After Smoke Appears to Fill Cabin, British Airways Flight Evacuated

LONDON — The cabin of a British Airways flight filled with what appeared to be white smoke as it prepared for landing in Spain on Monday afternoon, prompting the airline to evacuate more than 170 passengers, with three taken to the hospital.

In an emailed statement on Tuesday, the airline acknowledged that its flight BA422 from Heathrow Airport near London had experienced a technical issue on its landing approach into Valencia, Spain’s third-largest city.

The statement added that three passengers had been taken to a hospital as a precaution and had since been discharged, and that the airline was investigating the details of what had happened.

That came as little comfort to many of those onboard the flight, some of whom posted on social media about their experience.

Most passengers were barely discernible through the white smoke or vapor in a video shared on Twitter by Gayle Fitzpatrick, one of the passengers on the flight.

Neither the crew — some of whom, according to passengers, put on oxygen masks and protective fire gear — nor the airline said anything to the passengers about what happened, Ms.

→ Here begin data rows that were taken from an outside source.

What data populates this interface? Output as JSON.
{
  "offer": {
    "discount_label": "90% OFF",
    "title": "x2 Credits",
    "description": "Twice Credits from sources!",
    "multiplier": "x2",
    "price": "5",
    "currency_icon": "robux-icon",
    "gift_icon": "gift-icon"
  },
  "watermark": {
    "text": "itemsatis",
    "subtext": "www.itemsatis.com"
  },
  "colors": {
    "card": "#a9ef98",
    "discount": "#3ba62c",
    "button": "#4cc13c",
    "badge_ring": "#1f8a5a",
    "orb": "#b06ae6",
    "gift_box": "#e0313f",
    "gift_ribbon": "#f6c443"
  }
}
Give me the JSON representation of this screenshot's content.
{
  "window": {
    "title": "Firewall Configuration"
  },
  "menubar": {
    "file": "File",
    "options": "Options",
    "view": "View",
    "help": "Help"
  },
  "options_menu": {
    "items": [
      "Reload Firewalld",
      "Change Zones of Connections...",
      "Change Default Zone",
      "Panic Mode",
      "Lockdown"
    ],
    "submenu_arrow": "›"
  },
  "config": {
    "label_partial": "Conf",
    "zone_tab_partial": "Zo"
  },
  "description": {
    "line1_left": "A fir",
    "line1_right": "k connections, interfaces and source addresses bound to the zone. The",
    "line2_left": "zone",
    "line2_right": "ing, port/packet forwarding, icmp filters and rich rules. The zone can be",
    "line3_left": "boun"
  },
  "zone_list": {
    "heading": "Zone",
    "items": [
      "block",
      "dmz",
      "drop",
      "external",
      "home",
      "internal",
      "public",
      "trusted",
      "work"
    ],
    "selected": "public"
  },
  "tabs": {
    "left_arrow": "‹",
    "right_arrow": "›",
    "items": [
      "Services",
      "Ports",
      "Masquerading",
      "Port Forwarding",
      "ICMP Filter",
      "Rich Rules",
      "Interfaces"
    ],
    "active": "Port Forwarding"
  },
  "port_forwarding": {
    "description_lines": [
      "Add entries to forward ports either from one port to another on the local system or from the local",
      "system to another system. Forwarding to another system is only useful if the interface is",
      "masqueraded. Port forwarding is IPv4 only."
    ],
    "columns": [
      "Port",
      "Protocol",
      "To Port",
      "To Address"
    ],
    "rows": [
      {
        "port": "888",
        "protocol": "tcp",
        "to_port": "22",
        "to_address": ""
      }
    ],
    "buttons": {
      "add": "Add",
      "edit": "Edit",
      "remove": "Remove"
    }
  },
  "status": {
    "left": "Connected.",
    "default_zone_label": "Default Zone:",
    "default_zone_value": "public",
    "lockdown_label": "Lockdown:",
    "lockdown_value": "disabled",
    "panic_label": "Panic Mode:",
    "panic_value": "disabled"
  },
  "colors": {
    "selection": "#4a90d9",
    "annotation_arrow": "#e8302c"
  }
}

Fitzpatrick, a corporate governance manager at Audit Scotland, said in a message on Tuesday.

“We are still waiting to hear what happened,” she said. “It was very scary.”

Thomas Budd, a lecturer in airport planning and management at Cranfield University in Britain, said potential causes of smoke in a plane cabin included electrical failures, overheating equipment, galley spillages and hot-air leaks from pneumatic ducts.

In this case, the flight was nearing its finish when the plane started descending rapidly, and “a horrible white acrid smoke” began to fill the cabin, Ms. Fitzpatrick said.

“A detector was going off,” she added.

There was a smell of metal and chemicals, Lucy Brown, another passenger, said in a message on Tuesday. “We covered our mouths with our clothes,” she said. “We don’t know why oxygen masks didn’t deploy.”

Passengers shouted they couldn’t breathe, she added.

Others were crying and hyperventilating, Ms. Fitzpatrick said, but eventually everyone was evacuated — 175 passengers were onboard, along with six cabin crew members and two pilots, British Airways said — by going down chutes after the crew opened the emergency doors.

Ms. Fitzpatrick said on Tuesday that she was still in shock, adding that both she and her husband still had sore chests.

Ms. Brown, who said that she had to wait seven hours after landing to get her luggage, wrote on Twitter on Monday that the experience was terrifying.

“Felt like a horror film,” she said. “Hopefully we’ll find out what went wrong on the plane soon so it never happens again.”